The ongoing government shutdown is producing more than just political problems, as it is stopping the release of key economic data, according to ABC news.
As the transmission of vital federal data for policymakers, investors and economists hits a total halt, the September jobs report, which offers crucial information on the state of the labor market, will be one of the most conspicuous absences.
The Census Bureau and the Bureau of Labor Statistics, two agencies that are directly impacted by the shutdown, have been unable to process or publish data. This comprises consumer expenditure figures, GDP updates, inflation indicators and employment statistics.
Without this data, financial markets are compelled to function in a vacuum and economists are unable to determine if labor slack is rising or inflation is decreasing. Trading algorithms that were adjusted to labor trends are now operating blindly in the absence of payroll data.
Due to the ambiguity surrounding rate-cut bets and recession projections, analysts are being forced to depend on private statistics that don’t meet federal standards.
Columbia Business School Professor Brett House, told CNN, “the shutdown adds to the significant policy uncertainty and volatility that we’ve seen this year from tariffs, court cases, government staff reductions, and threats to the independence of statistical agencies and the Fed.”
Federal Reserve officials are similarly in a difficult situation. The central bank does not have new government data to support a prolonged pause or a possible reversal as its next interest rate decision approaches.
Before raising rates, the Fed usually considers economic production, inflation data and job growth.
It now has to rely on incomplete or lagging private-sector alternatives to inform its advice, which increases the possibility of either delayed tightening or premature easing.

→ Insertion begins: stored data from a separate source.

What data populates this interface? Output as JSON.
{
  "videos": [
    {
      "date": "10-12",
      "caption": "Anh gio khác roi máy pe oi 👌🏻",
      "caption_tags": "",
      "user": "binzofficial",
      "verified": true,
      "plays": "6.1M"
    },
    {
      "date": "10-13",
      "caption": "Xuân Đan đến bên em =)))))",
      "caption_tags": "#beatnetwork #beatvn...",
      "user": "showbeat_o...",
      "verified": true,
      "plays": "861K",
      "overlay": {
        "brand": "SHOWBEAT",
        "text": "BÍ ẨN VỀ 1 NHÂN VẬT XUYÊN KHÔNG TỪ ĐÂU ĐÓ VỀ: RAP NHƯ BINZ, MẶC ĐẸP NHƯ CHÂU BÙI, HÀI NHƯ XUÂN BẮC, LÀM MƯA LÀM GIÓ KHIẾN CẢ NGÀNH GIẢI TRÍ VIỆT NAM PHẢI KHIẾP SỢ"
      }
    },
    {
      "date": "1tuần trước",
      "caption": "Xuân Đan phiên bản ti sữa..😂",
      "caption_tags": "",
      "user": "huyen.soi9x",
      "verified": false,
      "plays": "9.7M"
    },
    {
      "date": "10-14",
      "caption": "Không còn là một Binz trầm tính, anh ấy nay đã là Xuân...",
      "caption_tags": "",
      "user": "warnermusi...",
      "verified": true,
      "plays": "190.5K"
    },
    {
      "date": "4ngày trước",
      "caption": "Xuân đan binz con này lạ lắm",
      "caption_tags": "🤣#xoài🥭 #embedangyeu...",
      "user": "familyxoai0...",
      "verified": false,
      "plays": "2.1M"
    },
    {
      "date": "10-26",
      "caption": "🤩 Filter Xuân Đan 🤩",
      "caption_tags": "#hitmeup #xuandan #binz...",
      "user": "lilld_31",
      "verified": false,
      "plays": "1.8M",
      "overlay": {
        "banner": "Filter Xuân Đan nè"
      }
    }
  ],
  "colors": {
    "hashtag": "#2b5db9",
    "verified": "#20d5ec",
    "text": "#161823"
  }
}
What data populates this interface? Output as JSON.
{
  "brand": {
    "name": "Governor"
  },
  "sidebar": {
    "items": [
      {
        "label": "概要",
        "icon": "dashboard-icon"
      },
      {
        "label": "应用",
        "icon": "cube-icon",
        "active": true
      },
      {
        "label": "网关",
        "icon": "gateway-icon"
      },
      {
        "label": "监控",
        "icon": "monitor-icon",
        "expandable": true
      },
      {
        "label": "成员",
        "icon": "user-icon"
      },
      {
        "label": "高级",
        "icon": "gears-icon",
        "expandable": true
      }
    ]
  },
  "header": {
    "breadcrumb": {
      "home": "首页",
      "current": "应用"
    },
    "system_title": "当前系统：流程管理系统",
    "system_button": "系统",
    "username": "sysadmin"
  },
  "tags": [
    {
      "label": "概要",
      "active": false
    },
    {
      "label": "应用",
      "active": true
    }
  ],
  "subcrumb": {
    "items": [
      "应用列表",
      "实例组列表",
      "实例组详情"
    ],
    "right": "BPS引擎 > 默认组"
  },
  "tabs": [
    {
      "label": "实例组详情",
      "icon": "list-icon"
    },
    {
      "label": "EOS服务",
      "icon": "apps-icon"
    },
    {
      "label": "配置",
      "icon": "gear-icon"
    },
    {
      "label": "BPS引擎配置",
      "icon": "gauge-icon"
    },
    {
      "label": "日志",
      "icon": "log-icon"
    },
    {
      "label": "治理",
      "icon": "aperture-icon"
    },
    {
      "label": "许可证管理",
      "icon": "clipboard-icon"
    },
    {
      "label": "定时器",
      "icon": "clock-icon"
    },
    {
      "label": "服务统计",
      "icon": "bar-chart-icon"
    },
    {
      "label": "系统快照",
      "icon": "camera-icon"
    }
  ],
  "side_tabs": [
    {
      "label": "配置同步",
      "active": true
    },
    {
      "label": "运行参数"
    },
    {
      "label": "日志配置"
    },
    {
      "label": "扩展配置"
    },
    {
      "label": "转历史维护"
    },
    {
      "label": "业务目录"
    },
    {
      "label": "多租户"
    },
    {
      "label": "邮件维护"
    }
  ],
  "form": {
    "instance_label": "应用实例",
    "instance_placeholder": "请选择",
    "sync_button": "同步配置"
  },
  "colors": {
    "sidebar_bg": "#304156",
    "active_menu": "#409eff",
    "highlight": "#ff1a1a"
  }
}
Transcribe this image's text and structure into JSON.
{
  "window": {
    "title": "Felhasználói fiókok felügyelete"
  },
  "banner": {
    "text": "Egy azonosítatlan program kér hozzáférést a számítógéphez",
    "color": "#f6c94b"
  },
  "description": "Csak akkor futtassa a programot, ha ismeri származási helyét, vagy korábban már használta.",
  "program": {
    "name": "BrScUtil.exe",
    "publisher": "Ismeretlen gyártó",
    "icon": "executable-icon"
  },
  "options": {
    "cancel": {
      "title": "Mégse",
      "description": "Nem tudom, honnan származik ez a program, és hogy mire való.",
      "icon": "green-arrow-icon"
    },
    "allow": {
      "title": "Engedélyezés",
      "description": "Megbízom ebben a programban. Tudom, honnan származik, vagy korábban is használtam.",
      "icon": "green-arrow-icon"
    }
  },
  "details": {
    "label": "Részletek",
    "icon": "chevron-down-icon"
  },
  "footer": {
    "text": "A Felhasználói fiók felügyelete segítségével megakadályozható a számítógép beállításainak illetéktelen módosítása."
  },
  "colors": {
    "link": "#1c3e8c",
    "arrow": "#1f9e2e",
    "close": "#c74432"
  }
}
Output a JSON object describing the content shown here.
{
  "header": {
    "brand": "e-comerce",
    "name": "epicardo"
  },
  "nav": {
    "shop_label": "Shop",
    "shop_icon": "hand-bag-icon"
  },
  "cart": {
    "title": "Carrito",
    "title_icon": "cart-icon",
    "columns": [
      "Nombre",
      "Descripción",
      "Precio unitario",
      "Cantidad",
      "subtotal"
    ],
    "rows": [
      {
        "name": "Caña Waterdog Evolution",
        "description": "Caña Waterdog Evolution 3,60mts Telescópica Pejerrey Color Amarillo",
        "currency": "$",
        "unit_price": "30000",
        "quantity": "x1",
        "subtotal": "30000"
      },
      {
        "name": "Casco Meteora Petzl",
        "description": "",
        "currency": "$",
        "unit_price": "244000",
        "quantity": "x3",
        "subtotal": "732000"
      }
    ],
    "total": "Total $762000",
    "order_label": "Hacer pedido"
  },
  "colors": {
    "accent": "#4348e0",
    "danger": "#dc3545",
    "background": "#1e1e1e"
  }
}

The Personal Consumption Expenditures index, a crucial inflation indicator that the Fed favors, is also delayed. In addition to the missing jobs data, data on retail sales, trade balances and housing stats are all frozen.
Until the government reopens, the Census Bureau will not provide its durable goods orders and Quarterly Services Survey, which are essential for comprehending corporate investment. This implies that almost all of the main economic pillars are no longer observable in real time.
This is not unprecedented in history. The BLS was also unavailable during the 2013 and 2018 shutdowns, and when traders attempted to predict changes in the economy with little information, markets were more erratic.
When data came back, previous assumptions were challenged, leading to significant market repricing. Similar disruptions could be anticipated if the present shutdown continues for a few more weeks, particularly in bond yields and rate-sensitive stocks.
Companies in the energy, aerospace and construction sectors, are currently in limbo as they await labor or permit reports.
The same is true for small enterprises that are unable to get loans supported by SBA data. Over time, these operational conflicts will worsen, particularly if the congressional impasse lasts until the middle of October.
Economists are now expecting that the closure will end before the CPI is released in October. If not, there is a greater chance of a policy blunder as the Fed and the markets will have to negotiate the fog with little vision.